Il n’y a pas à douter que la révolution qui s’est opérée récemment en Corée et le contact chaque jour plus fréquent des indigènes avec les marchands japonais et européens, ne transforme en peu d’années les conditions actuelles de la marine, de l’industrie et du commerce dans le Tchao-sien. Tant que ce royaume a pu éviter d’entrer en rapport avec les pays étrangers, il a trouvé des garanties de sécurité et même un certain état prospère dans les entraves mises par le gouvernement local à toute tentative de multiplier les forces productives de la nation. Il ne peut plus en être ainsi ; et désormais les indigènes ne sauraient vivre longtemps avec les faibles ressources qui suffisaient naguère à leurs besoins. Il faudra, bon gré mal gré, qu’ils arrivent à relever leur industrie, sans laquelle les moyens d’existence ne tarderaient pas à leur manquer.

Déjà le gouvernement de Séoul a jugé utile d’envoyer une mission au Japon à l’effet d’y étudier les institutions commerciales et autres qui pourraient être avantageusement établies dans la péninsule. À l’instar des Japonais aussi, les Coréens ont organisé un service des postes et créé quelques établissements consulaires. C’est par l’initiative du Japon que la civilisation européenne aura été introduite de vive force au milieu d’eux, et que leur pays, naguère encore strictement fermé aux étrangers, sera bientôt ouvert a toutes les nations.

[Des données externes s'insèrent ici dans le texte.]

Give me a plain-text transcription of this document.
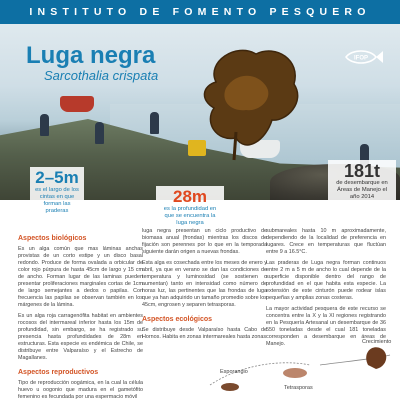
INSTITUTO DE FOMENTO PESQUERO
Luga negra
Sarcothalia crispata
IFOP
2–5m
es el largo de los cintas en que forman las praderas
28m
es la profundidad en que se encuentra la luga negra
181t
de desembarque en Áreas de Manejo el año 2014
Aspectos biológicos

Es un alga común que mas láminas anchas provistas de un corto estipe y un disco basal redondo. Produce de forma ovalada a orbicular de color rojo púrpura de hasta 45cm de largo y 15 cm de ancho. Forman lugar de las laminas pueden presentar proliferaciones marginales cortas de 1cm de largo semejantes a dedos o papilas. Con frecuencia las papilas se observan también en los márgenes de la lámina.

Es un alga roja carragenófita habitat en ambientes rocosos del intermareal inferior hasta los 15m de profundidad, sin embargo, se ha registrado su presencia hasta profundidades de 28m en estructuras. Esta especie es endémica de Chile, se distribuye entre Valparaíso y el Estrecho de Magallanes.

Aspectos reproductivos

Tipo de reproducción oogámica, en la cual la célula huevo u oogonio que madura en el gametófito femenino es fecundada por una espermacio móvil

luga negra presentan un ciclo productivo de biomasa anual (frondas) mientras los discos de fijación son perennes por lo que en la temporada siguiente darán origen a nuevas frondas.

Esta alga es cosechada entre los meses de enero y abril, ya que en verano se dan las condiciones de temperatura y luminosidad (se sostienen o aumentan) tanto en intensidad como número de horas luz, las pertinentes que las frondas de luga que ya han adquirido un tamaño promedio sobre los 45cm, engrosen y separen tetrasporas.

Aspectos ecológicos

Se distribuye desde Valparaíso hasta Cabo de Hornos. Habita en zonas intermareales hasta zonas

submareales hasta 10 m aproximadamente, dependiendo de la localidad de preferencia en lugares. Crece en temperaturas que fluctúan entre 9 a 16.5°C.

Las praderas de Luga negra forman continuos entre 2 m a 5 m de ancho lo cual depende de la superficie disponible dentro del rango de profundidad en el que habita esta especie. La extensión de este cinturón puede rodear islas pequeñas y amplias zonas costeras.

La mayor actividad pesquera de este recurso se concentra entre la X y la XI regiones registrando en la Pesquería Artesanal un desembarque de 36 550 toneladas desde el cual 181 toneladas corresponden a desembarque en áreas de Manejo.

Esporangio
Crecimiento
Tetrasporas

Fig. 5. — Timbres-poste coréens.


L’invasion imminente des idées européennes est, pour la Corée, le signal d’une époque critique et d’une révolution économique des plus radicales. Nous ne tarderons pas à connaître les effets de cette révolution.
  1. On trouvera cependant dans l’appendice de ce petit volume, un tableau aussi approximatif que possible de la population actuelle de la Corée.
  2. Klaproth, Aperçu des trois royaumes, p. 91. — la mansuétude des lois coréennes, il faut le dire, est en désaccord avec le récit des voyageurs qui, depuis Hamel de Gorcum, n’ont pas cessé de décrire longuement les différents genres de tortures et de supplices pratiqués dans la péninsule. Il est évident que les institutions et les usages de la Corée ont dû changer considérablement suivant les époques ; et jusqu’à présent nos connaissances relatives à ce pays sont trop imparfaites pour qu’il soit possible de distinguer les particularités de temps et de lieux. L’ouverture des ports de Corée au commerce européen permettra sans doute de rectifier prochainement les données que nous ont fourni les auteurs chinois et qui, jusqu’à présent, sont les plus complètes que nous possédions sur cette dernière terra incognita du monde asiatique. (Voy., néanmoins, Hamel, Relation du naufrage d’un vaisseau holandois sur la coste de l’isle de Quelpaert, traduction de Minutoli, p. 118 et sv. ; Dallet, Histoire de l’Église de Corée, t. I, p. lxv ; Revue de l’Orient, 1847, p. 383.)
  3. Siebold, Archiv zur Beshreibung von Japon, Nippon vii, p. 25.